182- Bir süre önce Eskişehir Adımlar Kitabevi’nde tuhaf bir olaya tanık olmuştum: Kitaplar arasında bir gezinti yapıyordum. Yeni çıkan kitapları inceliyor, ilgimi çekenleri satın almak için ayırıyordum. Kasaya yakındım. O sırada kasaya gelen bir kadın, elindeki kitabı görevliye uzatarak buyurgan bir tonda ve otorite soslu bir sesle şöyle dedi: “Ben bu kitabı geçen hafta sizden aldım. Okudum, beğenmedim. Değiştirmek istiyorum.” Bir an kitabevinde zaman durdu. Havaya Kafkaesk bir yoğunluk egemen oldu. Kasadaki genç kızın yüzü Viktoryen bir solgunluğa büründü. Edebiyat tanrıları raflardaki aralıklardan şaşkınlıkla bizi izliyordu sanki. Neden sonra solgun kız, yanındaki -o da görevli olan- delikanlıya “kurtar beni” bakışı attı. Delikanlı gülümsemeye çalışarak: “Bu mümkün değil” dedi. “Neden?” dedi kadın. Görevli gençler bunun neden olamayacağıyla ilgili epey dil döktüler. Önce şaka sanmıştım ama değildi ne yazık ki.

183- Kitaplara, yazarlara verilen değerle ilgili bir örnek de yurt dışından vereyim. Zülfü Livaneli aktarmıştı: Livaneli, Yaşar Kemal ve birkaç arkadaşıyla Paris’te bir kafenin dış alanında oturmaktadırlar. Caddeden geçen bir evsiz bunların masasının önünde durur. Sarhoştur, ayakta durmakta zorluk çekmektedir. Saçı sakalına karışmıştır, kıyafetleri kötüdür. Bizimkilerden şarap parası ister. Livaneli, Yaşar Kemal’i gösterir, Fransızca konuşarak “Bu adamın kim olduğunu bilirsen sana para vereceğim” der. Yaşar Kemal, “Uğraşma gariple” dese de, Livaneli onu dinlemez, adama der ki, “Bak bu adam Yaşar Kemal, sen Yaşar Kemal kim bilir misin?” Adam gözlerini kısarak Yaşar Kemal’e bakar, yerinde sallanarak ve işaret parmağıyla Yaşar Kemal’i göstererek şöyle der: “İnce Memed?”

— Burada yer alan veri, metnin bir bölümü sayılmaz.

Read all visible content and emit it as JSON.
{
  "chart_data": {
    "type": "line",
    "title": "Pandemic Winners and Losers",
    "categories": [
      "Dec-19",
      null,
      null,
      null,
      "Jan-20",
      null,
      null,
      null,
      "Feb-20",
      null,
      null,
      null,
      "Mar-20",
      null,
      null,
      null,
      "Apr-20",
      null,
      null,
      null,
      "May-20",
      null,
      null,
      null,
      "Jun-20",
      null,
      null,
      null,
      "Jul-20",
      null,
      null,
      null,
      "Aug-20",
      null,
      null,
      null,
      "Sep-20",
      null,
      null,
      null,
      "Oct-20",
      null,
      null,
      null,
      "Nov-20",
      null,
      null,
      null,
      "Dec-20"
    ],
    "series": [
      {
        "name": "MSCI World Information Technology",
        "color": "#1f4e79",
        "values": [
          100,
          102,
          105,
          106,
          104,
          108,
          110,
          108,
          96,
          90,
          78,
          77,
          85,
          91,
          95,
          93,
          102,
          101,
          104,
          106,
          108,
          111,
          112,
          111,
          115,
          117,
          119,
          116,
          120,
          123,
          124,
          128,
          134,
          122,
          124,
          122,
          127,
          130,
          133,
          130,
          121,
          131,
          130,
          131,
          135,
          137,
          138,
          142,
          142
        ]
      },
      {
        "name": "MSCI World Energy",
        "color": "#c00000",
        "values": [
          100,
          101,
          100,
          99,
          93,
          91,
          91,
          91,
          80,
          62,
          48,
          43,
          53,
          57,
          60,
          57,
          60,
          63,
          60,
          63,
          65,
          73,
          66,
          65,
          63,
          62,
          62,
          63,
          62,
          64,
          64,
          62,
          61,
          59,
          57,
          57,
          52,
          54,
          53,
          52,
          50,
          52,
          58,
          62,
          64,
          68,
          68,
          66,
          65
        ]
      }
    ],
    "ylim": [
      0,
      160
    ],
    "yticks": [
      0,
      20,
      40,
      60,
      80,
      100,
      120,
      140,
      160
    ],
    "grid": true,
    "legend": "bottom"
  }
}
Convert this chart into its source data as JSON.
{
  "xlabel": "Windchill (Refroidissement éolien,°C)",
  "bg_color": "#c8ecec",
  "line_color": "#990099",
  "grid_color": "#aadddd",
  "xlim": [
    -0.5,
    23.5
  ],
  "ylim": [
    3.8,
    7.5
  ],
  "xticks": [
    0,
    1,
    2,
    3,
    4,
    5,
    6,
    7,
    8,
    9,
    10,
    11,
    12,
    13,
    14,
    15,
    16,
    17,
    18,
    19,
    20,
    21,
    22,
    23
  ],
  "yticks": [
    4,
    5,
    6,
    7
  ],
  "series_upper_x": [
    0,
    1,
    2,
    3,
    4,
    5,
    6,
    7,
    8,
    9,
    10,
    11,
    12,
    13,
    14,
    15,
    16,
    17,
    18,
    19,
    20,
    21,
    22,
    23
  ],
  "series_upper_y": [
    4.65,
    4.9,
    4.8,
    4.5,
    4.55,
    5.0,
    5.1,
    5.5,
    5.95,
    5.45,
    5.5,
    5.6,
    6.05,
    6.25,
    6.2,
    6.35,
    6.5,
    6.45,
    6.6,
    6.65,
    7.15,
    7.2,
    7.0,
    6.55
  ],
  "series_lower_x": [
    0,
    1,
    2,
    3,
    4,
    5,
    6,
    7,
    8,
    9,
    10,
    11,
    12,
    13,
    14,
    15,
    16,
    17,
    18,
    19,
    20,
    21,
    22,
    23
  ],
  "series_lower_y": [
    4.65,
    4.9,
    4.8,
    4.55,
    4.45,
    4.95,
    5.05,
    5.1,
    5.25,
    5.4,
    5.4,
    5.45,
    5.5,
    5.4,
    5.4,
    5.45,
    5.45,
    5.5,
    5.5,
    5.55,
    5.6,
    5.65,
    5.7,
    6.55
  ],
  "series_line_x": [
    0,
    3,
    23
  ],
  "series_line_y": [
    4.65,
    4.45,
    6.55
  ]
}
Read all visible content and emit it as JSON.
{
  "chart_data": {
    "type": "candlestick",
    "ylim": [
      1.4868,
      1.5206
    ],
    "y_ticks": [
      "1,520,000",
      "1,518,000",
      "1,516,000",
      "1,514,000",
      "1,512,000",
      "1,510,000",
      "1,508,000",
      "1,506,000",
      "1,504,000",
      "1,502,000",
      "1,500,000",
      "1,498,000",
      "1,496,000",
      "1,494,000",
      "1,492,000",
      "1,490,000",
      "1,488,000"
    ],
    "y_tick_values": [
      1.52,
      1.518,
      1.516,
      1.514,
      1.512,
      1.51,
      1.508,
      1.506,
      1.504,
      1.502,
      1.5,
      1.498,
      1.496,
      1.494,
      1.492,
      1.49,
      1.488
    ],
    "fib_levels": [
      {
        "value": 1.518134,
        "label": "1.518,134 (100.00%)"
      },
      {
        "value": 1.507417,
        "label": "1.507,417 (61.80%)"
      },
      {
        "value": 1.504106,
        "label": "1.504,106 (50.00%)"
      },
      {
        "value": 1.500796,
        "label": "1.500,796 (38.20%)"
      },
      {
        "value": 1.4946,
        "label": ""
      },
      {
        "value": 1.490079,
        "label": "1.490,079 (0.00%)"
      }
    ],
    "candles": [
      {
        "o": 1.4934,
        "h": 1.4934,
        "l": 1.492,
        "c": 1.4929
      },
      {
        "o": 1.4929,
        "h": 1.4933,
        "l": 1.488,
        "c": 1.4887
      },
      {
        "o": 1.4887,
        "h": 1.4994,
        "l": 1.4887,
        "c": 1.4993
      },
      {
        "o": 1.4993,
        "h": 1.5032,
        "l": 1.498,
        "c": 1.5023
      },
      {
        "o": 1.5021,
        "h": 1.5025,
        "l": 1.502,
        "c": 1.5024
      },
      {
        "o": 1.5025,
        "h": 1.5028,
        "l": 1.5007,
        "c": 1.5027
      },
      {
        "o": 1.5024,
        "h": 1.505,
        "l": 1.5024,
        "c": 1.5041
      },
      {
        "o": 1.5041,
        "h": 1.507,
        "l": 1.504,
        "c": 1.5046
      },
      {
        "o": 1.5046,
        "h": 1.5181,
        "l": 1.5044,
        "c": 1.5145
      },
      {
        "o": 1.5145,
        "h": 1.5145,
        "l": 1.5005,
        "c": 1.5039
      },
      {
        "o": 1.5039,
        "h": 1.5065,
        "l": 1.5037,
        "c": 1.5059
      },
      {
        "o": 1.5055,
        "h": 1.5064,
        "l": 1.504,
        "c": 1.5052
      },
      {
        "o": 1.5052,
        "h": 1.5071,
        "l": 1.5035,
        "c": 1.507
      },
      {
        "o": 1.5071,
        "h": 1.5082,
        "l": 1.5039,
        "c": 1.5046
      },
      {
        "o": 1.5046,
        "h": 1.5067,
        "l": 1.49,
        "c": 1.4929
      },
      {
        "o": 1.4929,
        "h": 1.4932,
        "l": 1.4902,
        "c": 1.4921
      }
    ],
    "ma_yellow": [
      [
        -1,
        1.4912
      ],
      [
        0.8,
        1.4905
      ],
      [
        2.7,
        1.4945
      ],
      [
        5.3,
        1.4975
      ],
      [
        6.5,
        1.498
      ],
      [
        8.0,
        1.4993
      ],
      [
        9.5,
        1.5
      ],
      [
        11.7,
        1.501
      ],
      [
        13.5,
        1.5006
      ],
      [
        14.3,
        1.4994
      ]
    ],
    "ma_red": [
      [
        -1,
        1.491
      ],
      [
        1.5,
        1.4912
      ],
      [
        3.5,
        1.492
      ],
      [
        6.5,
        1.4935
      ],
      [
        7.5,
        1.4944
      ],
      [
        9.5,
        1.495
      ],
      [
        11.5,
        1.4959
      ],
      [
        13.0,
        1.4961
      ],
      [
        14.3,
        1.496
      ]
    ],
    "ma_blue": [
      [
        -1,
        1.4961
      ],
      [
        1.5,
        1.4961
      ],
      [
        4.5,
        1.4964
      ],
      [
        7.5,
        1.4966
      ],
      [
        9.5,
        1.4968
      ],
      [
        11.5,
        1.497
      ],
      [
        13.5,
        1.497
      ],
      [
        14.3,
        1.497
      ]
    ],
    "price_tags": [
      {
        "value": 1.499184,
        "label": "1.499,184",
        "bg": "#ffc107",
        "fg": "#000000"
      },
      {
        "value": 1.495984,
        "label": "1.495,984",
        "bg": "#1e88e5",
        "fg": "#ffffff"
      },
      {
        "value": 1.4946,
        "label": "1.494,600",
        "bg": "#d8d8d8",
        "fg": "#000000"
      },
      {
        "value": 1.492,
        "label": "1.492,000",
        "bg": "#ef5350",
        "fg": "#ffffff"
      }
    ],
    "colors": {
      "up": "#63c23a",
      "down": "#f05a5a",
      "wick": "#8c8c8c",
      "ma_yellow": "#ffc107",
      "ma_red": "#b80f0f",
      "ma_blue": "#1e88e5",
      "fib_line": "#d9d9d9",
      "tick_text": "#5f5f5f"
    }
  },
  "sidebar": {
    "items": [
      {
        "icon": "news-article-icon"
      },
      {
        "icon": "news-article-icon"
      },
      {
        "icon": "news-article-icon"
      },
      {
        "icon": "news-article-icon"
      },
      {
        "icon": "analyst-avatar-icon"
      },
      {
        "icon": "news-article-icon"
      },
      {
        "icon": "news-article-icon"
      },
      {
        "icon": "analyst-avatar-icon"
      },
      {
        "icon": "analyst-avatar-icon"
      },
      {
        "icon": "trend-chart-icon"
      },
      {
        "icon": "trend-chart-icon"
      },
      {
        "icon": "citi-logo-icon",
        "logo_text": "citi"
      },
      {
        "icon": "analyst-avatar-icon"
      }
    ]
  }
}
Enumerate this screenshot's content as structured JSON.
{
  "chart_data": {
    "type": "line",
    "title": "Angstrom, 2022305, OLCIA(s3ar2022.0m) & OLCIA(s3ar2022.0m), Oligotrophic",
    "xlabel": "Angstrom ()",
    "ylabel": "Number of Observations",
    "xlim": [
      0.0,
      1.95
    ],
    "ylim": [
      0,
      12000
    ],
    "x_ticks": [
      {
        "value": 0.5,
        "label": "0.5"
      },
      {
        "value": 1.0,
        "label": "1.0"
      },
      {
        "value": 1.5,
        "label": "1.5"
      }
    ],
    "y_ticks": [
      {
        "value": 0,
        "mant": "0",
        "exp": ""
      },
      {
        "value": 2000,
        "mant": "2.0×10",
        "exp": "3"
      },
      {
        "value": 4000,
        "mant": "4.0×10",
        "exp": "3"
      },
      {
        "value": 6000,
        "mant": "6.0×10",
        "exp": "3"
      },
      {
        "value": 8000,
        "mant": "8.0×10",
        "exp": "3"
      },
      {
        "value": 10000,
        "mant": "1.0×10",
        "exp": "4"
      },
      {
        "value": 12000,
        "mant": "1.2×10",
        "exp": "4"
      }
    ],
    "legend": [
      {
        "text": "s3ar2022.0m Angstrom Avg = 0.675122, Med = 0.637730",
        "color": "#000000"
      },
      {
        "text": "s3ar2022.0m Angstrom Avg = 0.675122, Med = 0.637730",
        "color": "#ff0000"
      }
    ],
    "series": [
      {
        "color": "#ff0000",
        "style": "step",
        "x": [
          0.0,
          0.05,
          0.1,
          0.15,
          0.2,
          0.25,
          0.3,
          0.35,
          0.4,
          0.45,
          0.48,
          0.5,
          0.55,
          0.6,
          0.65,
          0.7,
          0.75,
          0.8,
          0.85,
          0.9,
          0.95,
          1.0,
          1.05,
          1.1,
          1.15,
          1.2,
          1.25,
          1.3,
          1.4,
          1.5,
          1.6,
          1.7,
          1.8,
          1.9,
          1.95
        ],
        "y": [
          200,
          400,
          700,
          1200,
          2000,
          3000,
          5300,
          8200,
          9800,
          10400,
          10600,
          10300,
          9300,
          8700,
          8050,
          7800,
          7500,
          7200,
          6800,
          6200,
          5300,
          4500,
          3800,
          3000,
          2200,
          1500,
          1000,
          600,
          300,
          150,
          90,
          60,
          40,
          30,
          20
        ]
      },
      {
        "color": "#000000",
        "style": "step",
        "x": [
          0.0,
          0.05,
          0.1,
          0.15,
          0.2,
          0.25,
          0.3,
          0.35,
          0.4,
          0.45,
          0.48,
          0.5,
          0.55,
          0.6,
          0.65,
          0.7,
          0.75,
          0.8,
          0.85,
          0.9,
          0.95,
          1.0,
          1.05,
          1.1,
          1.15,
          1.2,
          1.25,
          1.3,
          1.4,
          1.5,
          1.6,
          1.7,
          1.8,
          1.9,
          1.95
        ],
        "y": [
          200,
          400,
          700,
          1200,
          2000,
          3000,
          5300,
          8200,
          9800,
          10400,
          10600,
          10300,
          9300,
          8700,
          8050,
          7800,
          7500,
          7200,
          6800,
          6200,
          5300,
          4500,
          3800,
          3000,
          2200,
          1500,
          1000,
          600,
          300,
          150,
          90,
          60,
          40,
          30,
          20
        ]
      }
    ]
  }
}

184- “O iyi insanlar, o güzel atlara bindiler çekip gittiler.” Yaşar Kemal’in Demirciler Çarşısı Cinayeti romanı bu cümleyle başlıyor ve aynı cümleyle bitiyor. Bu roman yazarın üçleme olarak tasarladığı ama iki kitapta kalan Akçasazın Ağaları’nın ilk kitabı. İkinci kitap Yusufçuk Yusuf ise aynı cümlenin bir kelime eksik haliyle başlıyor: “O iyi insanlar, o güzel atlara bindiler gittiler.” Romanın bitiş cümlesi de şöyle: “O iyi atlar, o iyi insanları aldılar çektiler gittiler.”

185- Sevdiğim kelimeler: çatı katı / çat kapı / çöpçatan / melankoli

186- TDK ile bazen çok ters düşüyoruz. “çatı katı” kelimesini TDK sözlüğü ayrı yazıyor, oysa bitişik olmalı bence. Aynı şekilde “çat kapı” yı da ayrı yazıyor, o da bitişik olmalı. Çünkü iki kelime birleşmiş ve artık bambaşka bir kelime olmuşlar. TDK ironiyi seviyor: “apayrı” yı bitişik yazıyor, “yan yana” yı ayrı. Neyse ki “çöpçatan” bitişik yazılmış.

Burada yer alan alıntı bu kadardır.